Но отчего же? Откуда взялось это другое?
Верно, это я повернул вечный ход его мыслей, задав вопрос о семье, об отце, и он, как всегда, не замечая этого своего движения, пошёл в мыслях по другому кругу, в котором был и отец, и совнархоз. Но завод, совнархоз и Хрущёв — это всё были мысли об отце, и из этих мыслей проистекали. Он неожиданно понял, что знает о нём больше, чем считал до сих пор. Эти знания неизвестно откуда взялись в его голове, но как-то туда попали, и сейчас стали осознаваться вдруг. Верно, были какие-то разговоры в семье, им не замеченные, им неосознанные, но оставившие след и сейчас всплывшие в его сознании знаниями, которых вроде и не было никогда.

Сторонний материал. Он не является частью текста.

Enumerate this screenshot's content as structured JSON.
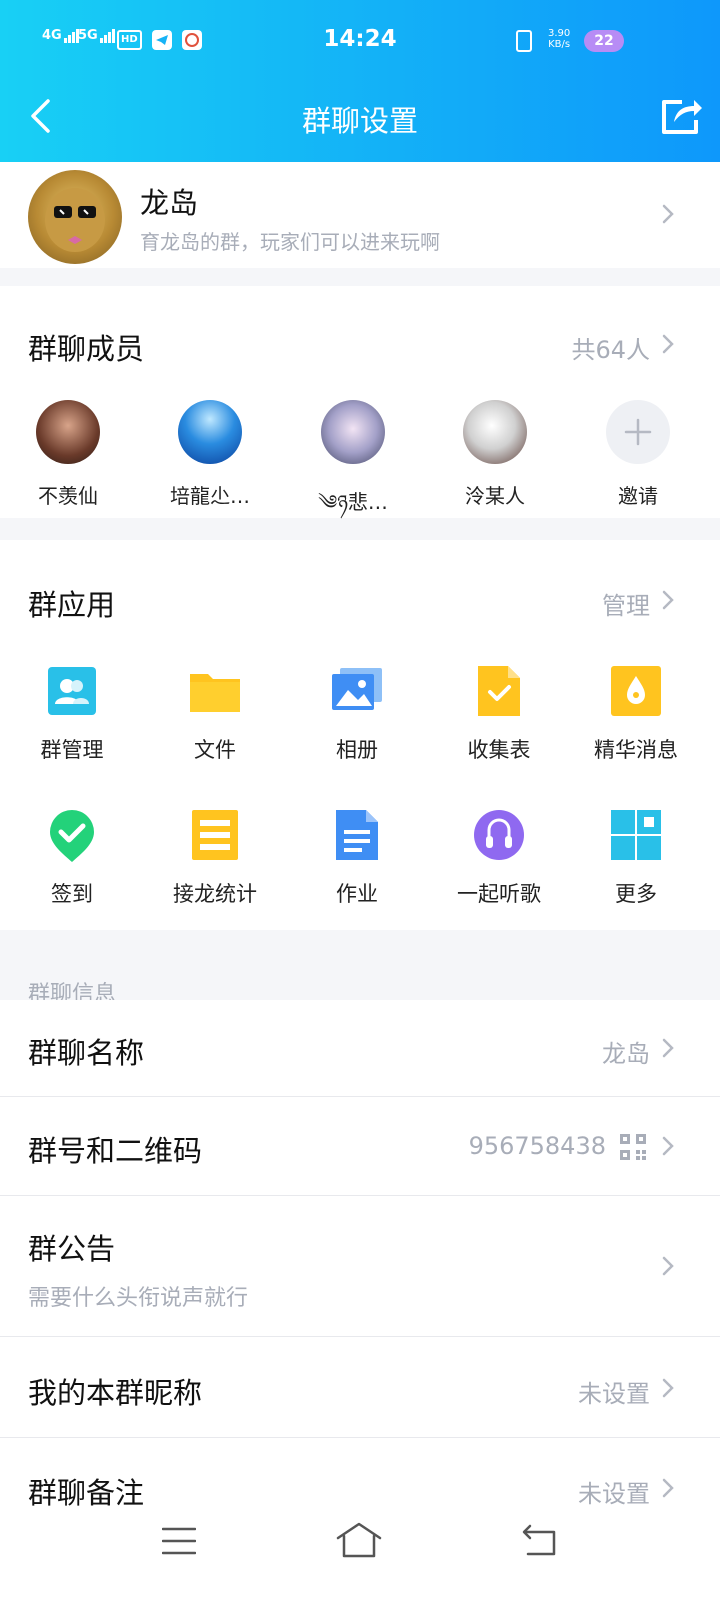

Придя в общежитие, он поспешил сразу к столу и положил чистые листы перед собой под освещенный настольной лампой конус, но спохватился вдруг, потянулся рукой к полке, чтобы исполнить уж свой принятый ритуал: взял свою толстенькую книжицу в руки, огладил гладкую крышку переплёта и даже прижал к груди, словно молитву прошептал что-то самому непонятное, — и только после этого вернул свой взгляд к листам.
В этот раз он не думал ни о рассказе, ни о повести, ни о романе — он боялся растерять вдруг обнаруженные в себе знания, он хотел их записать, только записать, чтобы потом можно было подумать над ними, подумать над ними специально, а потом как-то слепить их, как-то, как сможет… Конечно же, он сможет, потому что это своё, потому что это близкое.
«Хм, интересно, как это могло произойти, что мама с папой встретились?» Он вдруг подумал, что та мама, которая была девочкой, а потом девушкой Тамарой, была не то что незнакома ему, но была и вовсе непонятна. Непонятно и то, как это могла дочь портного — девочка из провинциального, ещё довоенного, Суздаля — догадаться поступать в Московский энергетический. Почему энергетический? Вообще не понятно, как красивые милые девочки выбирают себе такие грубые профессии. Что за нелепость?! Что движет ими: знание или абсолютное безразличие к своему будущему? Как могла умненькая и хорошенькая Рая Мижерова догадаться поступить в институт стали и сплавов? Как?
Но мама!..
Они с отцом познакомились странно. Это была их романтическая история, или она такой только казалась Проворову? Они жили в общаге в Лефортово, и соседка Таня Ливанова сказала: «Знаешь, тут приходил Алексей (она назвала фамилию и стрельнула непонятно глазами), он сказал, что пришёл звать тебя в ЗАГС. Завтра опять придёт. Ха!» — сказала она.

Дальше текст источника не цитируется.